Hab vor kurzem diese hübsche Ding entdeckt und mir läuft das Wasser im Mund zusammen: 

CAPTAIN 240EX WHITE GAMER STORM CPU Flussigkeitskuhler

Nur die Sache ist, ich find keine News ob die zu uns auch kommen. Selbst die Vorgänger Captain ohne EX gibts nur spärlich, bei einem Händler in DE der nichtmal nach Österreich liefert 

Hat wer von euch ne Ahnung ob und wann die auch zu uns nach DE/AT kommen? Für einen White-Themed build sind die ja einfach klasse, da gibts zurzeit einfach sonst nix im AIO-Bereich.


----------



## INU.ID (22. September 2016)

Joa, sieht schick aus. Die AIO gibts übrigens auf ebay für ca. 120€ (aus den USA, inkl. Versand nach Österreich und Einfuhrabgaben).

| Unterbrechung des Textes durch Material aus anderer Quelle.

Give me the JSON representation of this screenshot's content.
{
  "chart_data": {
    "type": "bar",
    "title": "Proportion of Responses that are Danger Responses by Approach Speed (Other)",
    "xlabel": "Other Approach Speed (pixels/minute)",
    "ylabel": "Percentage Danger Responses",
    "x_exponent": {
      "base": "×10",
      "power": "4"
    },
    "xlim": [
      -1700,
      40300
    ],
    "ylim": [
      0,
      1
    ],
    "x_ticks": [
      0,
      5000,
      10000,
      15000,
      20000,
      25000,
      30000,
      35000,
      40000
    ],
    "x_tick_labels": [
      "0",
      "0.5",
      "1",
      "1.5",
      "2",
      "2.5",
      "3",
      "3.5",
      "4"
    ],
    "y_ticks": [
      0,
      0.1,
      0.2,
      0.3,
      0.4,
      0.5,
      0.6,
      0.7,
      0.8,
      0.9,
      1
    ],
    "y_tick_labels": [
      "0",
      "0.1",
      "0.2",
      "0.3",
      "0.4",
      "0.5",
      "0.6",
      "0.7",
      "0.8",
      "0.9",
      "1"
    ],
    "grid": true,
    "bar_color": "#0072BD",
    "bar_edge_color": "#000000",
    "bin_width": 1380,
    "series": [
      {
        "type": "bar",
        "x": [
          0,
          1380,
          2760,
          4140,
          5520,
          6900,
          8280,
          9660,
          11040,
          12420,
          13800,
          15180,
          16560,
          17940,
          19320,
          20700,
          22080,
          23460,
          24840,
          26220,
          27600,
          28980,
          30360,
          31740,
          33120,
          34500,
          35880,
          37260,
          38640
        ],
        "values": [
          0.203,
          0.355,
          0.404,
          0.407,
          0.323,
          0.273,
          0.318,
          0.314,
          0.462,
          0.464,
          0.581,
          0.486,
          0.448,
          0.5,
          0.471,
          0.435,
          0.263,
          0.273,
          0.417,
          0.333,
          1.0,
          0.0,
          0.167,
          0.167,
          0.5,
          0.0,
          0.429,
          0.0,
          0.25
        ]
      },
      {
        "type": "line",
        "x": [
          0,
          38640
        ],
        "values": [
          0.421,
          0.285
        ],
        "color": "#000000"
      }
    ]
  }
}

Edit: Schade das die Blades schwarz sind. :/


----------



## hauptmann25 (22. September 2016)

Danke vielmals, keine Ahnung warun ich gerade bei Ebay nicht geschaut habe, hatte das Hirn wohl wieder Feierabend gemacht


----------



## TheDiabolo (22. September 2016)

INU.ID schrieb:


> Joa, sieht schick aus. Die AIO gibts übrigens auf ebay für ca. 120€ (aus den USA, inkl. Versand nach Österreich und Einfuhrabgaben).
> 
> Edit: Schade das die Blades schwarz sind. :/


danke


----------